November 14th, 2008
05:59 PM ET
By Miriam Falco
A German hospital announced this week that a 42-year old American living in Berlin who did not want to be identified had come to them three years ago for treatment. It was determined that he had acute leukemia (blood cancer) and was HIV positive too.
After a bone marrow transplant, it appears that not only did the man’s cancer go away, so did the virus that causes AIDS. This has been reported worldwide as a "cure" for AIDS. But even the doctors involved in this case say they don't know if they cured this man of HIV. So what's all the fuss about? Should HIV patients be treated with a bone marrow transplant?
One of America’s top AIDS expert doesn’t think so. "This is interesting but not a practical application. It's not feasible and has extraordinarily limited practical application" long-time AIDS researcher and Director of the National Institute of Allergy and Infectious Diseases Dr. Anthony Fauci told CNN. He and other researchers first learned of this case back in February. But this study of one patient has not yet been published or been reviewed by other AIDS experts. It didn't get much attention back then because of the many limitations it has. Dr. Robert Gallo is one of the scientists who discovered HIV. "While this procedure might help a very small minority of people living with AIDS,” Gallo says, “it is by no means the answer to the world's HIV/AIDS pandemic."
Doctors first began treating the cancer with chemotherapy. They also gave him anti-retrovirals to contain the virus that causes AIDS. Doctors said at a press conference this week that the patient did go into remission, but eventually the cancer came back. The next step to treat the cancer was a bone marrow transplant, which is common for leukemia patients.

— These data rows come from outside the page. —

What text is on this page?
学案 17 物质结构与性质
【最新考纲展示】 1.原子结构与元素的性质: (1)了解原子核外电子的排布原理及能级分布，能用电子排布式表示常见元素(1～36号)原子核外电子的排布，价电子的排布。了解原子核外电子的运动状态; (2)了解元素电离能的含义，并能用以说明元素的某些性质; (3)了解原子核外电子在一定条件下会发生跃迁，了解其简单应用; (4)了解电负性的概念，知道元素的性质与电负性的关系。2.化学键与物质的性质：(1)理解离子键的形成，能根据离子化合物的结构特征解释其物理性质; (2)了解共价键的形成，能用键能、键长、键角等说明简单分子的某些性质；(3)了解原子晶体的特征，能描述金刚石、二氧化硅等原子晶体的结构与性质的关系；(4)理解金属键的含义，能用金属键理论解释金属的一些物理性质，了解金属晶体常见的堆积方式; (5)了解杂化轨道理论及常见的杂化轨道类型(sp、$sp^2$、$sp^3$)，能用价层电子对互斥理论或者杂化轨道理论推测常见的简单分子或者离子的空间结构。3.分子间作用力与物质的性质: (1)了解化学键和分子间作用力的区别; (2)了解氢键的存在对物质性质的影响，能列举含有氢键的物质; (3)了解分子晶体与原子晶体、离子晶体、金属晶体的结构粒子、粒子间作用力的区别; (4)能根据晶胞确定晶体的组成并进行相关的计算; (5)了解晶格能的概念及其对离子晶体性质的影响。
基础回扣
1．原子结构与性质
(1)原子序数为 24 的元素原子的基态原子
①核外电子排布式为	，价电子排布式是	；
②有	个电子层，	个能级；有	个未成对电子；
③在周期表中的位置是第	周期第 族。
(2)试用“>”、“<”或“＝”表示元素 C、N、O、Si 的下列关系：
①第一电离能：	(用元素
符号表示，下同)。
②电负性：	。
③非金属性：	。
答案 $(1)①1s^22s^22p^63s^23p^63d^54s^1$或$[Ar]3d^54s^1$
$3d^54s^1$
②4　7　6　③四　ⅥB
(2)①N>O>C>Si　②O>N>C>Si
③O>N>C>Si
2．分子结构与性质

His doctors emphasized that without further treatment, without the bone marrow transplant, he would have died of cancer – not HIV or AIDS.
But the patient’s physician, Dr. Gero Huetter, wanted to combine the cancer treatment with something he had heard about in medical school 12 years ago. That’s when researchers found out that a certain genetic mutation prevents the virus from getting into a person’s cells. But to be resistant to HIV, one has to have inherited this mutation from both parents.
So when it came to looking for a bone marrow donor for his patient, Huetter decided to see if he could find a donor that not only was a marrow match for his patient, but one who also had these two copies of the genetic mutation to see if they would get the bonus of treating the HIV, while treating the more urgent need – cancer.
Here's where the German doctors admit they were very lucky. They told reporters they normally find one to five qualified donors for their patients in need of a transplant. In this case they found 80 donors. So they systematically tested each donor for the mutation and when they came to the 61st potential donor they hit the jackpot. Nearly two years after the bone marrow transplant, the patient is still in remission from his cancer and he doesn't seem to have any detectable HIV either.
This is probably why many newspaper headlines interpreted the success as being a cure.
However there are many caveats to this story.
1. Even though their tests do not show a presence of HIV in his system, doesn't mean it's not there. This virus is known for hiding well and popping up later. It's been seen before in patients taking anti-retroviral drugs. It is possible that if more sophisticated tests were used on this patient, they would detect the virus that is still in his body. So it's still not entirely clear that he is HIV-free.
2. The chances of finding a bone marrow donor with two copies of this genetic mutation for everyone one of the 33 million people worldwide living with HIV or AIDS is not realistic because only one percent of Caucasians and zero percent of African Americans or Asians have this particular genetic mutation.
3. Bone marrow transplants are dangerous for patients. Before they can get the donated stem cells that will replace their own, they have to take strong chemotherapy to destroy their own bone marrow - leaving them without an immune system to fight off any disease - until the transplanted bone marrow can make new blood cells. Plus patients run the risk of rejecting the new cells, which means they have to take immune-suppressing drugs for the rest of their life.
4. Bone marrow transplants are very expensive and not an option for many people living with this disease around the world.
Both the doctors in Berlin and AIDS experts we've spoken with say this is a "proof of principle." "It's an interesting case for researchers," according to Dr. Rudolf Tauber, from the Charite hospital in Berlin, where the patient was treated. The hope is that this one case could lead to future treatments. Dr. Gallo says, "If patients living with HIV and AIDS have access and can adhere to today's retroviral therapy, many will live longer, healthier lives, perhaps full length lives."